For a brief introduction: I am a “twenty-something” and a student at the University of Illinois at Springfield, studying experimental psychology. I am interested in homesteading (obviously), brewing moonshine fruit wine, growing, wild crafting, herbal medicine, studying psychology and philosophy (particularly the phenomenological and anarchist varieties), reading and learning, and pretty much anything that gets slapped with the “radical” label.

I reviewed some of the Little House blog to see what it is all about before I start posting. The history of the Little House, as well as that of the Zomban community, is quite fascinating. The recent posts seem to have taken on a rather philosophical tone, but as I went back, I found many different focuses, including a variety of homesteading activities as well as the importance of community.

As for my focus, at this time I am deeply interested in gardening, and I will likely be posting a great deal about my various adventures therein. Given the fact that it is currently just the beginning of winter and, though I’d like to deny it, I saw snow flurries this very morning, I find it quite the misfortunate timing. To turn a problem into a solution, however, I am focusing on reading (I’m engrossed in a copy of Square Foot Gardening by Mel Bartholomew, which is acting as an excellent guide), planning, building, and experimenting with winter gardens and methods to get an early start come spring.

Speaking of winter gardens, I already have a charming little garden growing in our large, lovely, south-facing window. In a long thin planter, members of the mint family – lemon balm, mint, and tulsi (holy basil) – are growing quite vigorously.

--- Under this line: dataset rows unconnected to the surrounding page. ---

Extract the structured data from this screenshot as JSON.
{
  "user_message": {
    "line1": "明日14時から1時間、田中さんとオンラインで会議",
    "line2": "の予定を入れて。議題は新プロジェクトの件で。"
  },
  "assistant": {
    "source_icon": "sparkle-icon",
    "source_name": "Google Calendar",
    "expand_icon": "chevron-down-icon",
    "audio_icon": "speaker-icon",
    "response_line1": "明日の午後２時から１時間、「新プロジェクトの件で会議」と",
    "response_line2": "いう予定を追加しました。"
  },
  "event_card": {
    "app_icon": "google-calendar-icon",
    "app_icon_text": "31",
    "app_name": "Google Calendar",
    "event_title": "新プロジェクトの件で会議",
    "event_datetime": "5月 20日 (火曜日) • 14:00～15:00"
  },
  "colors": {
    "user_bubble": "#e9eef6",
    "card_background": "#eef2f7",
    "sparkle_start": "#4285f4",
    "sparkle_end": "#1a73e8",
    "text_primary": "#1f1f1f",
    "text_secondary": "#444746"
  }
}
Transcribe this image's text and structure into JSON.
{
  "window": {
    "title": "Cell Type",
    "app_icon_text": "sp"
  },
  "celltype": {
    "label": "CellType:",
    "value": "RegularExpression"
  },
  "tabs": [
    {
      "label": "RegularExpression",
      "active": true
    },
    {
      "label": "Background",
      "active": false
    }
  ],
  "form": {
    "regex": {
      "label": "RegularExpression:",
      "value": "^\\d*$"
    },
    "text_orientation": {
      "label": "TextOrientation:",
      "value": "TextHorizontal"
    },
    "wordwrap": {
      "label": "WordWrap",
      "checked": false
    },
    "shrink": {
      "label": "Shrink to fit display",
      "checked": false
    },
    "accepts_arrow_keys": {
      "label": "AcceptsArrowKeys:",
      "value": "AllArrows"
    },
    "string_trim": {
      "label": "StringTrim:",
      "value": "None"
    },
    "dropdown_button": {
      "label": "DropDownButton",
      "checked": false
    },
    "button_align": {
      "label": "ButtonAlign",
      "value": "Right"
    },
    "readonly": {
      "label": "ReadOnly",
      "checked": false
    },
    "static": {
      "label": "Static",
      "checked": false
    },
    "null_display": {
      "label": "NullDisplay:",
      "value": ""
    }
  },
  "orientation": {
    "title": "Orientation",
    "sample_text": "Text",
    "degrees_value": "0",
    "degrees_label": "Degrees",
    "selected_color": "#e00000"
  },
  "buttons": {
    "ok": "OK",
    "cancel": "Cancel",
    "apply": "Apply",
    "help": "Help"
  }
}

Along side, my basil plant has exceeded 18 inches in height and my little rosemary plant is flourishing. I’m sure though, that they will all be exceedingly happy after the solstice, as the days begin to lengthen and they get more sun.

I have plans to continue to expand on this garden, hopefully in the coming week. Mi compaƱero, after reading a chapter of Square Foot Gardening, noticed that our milk crates are 13x13 inches – perfect for the square foot method – and we began to formulate the idea of growing vegetables in milk crates. I’m planning to line the crate with cardboard, filling it with potting soil, and plant some carrots. Left near the woodstove, the soil would get warm enough for the seeds to sprout. Then, being in a portable milk crate, they can be relocated to the sunny window to flourish into food. If all goes well, we might build something more elaborate… but let’s not get ahead of ourselves.

We’ll see what happens.



Wednesday, December 1, 2010

The Circle Turns

Wow, it's been a while. Things have changed, things have stayed the same.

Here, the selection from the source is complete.